Le temps, qui avait été très-orageux toute la matinée, a été assez beau pendant tout le temps que le cortége était en marche, et la pluie n’a commencé qu’au moment où il arrivait à Sainte-Geneviève. Cette fête a attiré à Paris un grand nombre d’étrangers.


  1. Extrait du Moniteur du 13 juillet 1791.
  2. Ce sont les deux premiers vers du troisième des Discours sur l’Homme ; voyez tome IX, page 63.

    Le vers qui suit est celui qu’on va lire :


    On ne le sait que trop, nos tyrans sont nos vices ;


    de sorte que d’une réflexion morale on avait fait un principe politique.

  3. Celui-ci avait inscrit sur sa bannière ces vers que le Moniteur omet de mentionner :

    Grands dieux, exterminez de la terre où nous sommes
    Quiconque avec plaisir répand le sang des hommes.

  4. De l’Insurrection parisienne, et de la prise de la Bastille ; discours historique, prononcé par extrait dans l’Assemblée nationale, 1790, in-8o.

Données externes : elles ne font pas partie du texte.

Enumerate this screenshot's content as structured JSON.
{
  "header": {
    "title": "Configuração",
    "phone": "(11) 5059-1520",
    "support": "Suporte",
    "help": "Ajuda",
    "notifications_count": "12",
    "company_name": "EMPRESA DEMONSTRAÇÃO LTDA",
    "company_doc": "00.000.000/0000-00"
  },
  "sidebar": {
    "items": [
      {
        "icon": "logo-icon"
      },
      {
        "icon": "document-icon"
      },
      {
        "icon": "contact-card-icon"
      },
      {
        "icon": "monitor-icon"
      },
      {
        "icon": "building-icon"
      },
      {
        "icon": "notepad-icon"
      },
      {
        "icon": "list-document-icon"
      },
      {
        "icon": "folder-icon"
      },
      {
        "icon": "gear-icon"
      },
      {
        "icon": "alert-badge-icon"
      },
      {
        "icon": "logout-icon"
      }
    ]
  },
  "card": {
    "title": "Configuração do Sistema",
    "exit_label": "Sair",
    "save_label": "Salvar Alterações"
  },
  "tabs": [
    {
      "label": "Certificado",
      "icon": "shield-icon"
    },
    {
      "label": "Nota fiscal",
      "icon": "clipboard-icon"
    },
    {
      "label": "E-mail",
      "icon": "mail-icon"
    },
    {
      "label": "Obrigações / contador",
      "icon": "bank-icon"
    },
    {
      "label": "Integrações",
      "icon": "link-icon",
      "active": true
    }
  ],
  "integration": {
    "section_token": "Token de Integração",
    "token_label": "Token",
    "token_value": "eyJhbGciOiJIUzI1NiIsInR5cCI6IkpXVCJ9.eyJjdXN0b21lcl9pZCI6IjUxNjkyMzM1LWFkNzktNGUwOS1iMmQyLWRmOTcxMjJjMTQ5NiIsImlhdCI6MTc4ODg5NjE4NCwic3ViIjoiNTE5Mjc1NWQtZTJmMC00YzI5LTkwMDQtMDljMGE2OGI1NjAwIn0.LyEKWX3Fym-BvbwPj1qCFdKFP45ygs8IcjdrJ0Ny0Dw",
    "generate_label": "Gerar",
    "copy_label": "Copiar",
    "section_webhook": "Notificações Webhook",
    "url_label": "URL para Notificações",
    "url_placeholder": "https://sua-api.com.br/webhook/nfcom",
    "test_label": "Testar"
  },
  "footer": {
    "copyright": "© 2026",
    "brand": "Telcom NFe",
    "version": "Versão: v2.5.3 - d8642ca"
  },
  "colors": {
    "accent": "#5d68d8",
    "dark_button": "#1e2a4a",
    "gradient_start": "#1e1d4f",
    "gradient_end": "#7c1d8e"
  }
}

Tel est le titre d’un ouvrage de J. Dusaulx, traducteur de Juvénal.
  5. L’objet de la pompe funèbre de Voltaire, pour laquelle la reine Marie-Antoinette fournit deux chevaux blancs, dit Grégoire, était moins d’honorer la mémoire du poëte que d’afficher le mépris pour la religion. » Page l du Discours préliminaire de l’Histoire des sectes religieuses, 1810, deux volumes in-8o. L’ouvrage, qui avait été saisi en 1810, fut rendu au mois de juin 1814, mais sous la condition de faire des changements. On réimprima les faux titres et titres, et l’on fit onze cartons. L’un de ces cartons porte précisément sur le passage que je cite. Les mots que j’ai imprimés en caractères italiques furent supprimés. (B.)
  6. L’Opéra était alors au théâtre de la porte Saint-Martin.
  7. C’était le titre que portait alors le théâtre appelé aujourd’hui Odéon. Le 9 avril 1782, les comédiens français en avaient fait l’ouverture sous le titre de Théâtre-Français ; en 1789, ils prirent celui de Théâtre de la Nation, en conservant toutefois celui de comédiens ordinaires du roi. En 1791, une partie de ces acteurs passa au Théâtre des Variétés, qui prit alors le titre de Théâtre-Français de la rue de Richelieu : c’est ce théâtre qu’occupe aujourd’hui la Comédie française.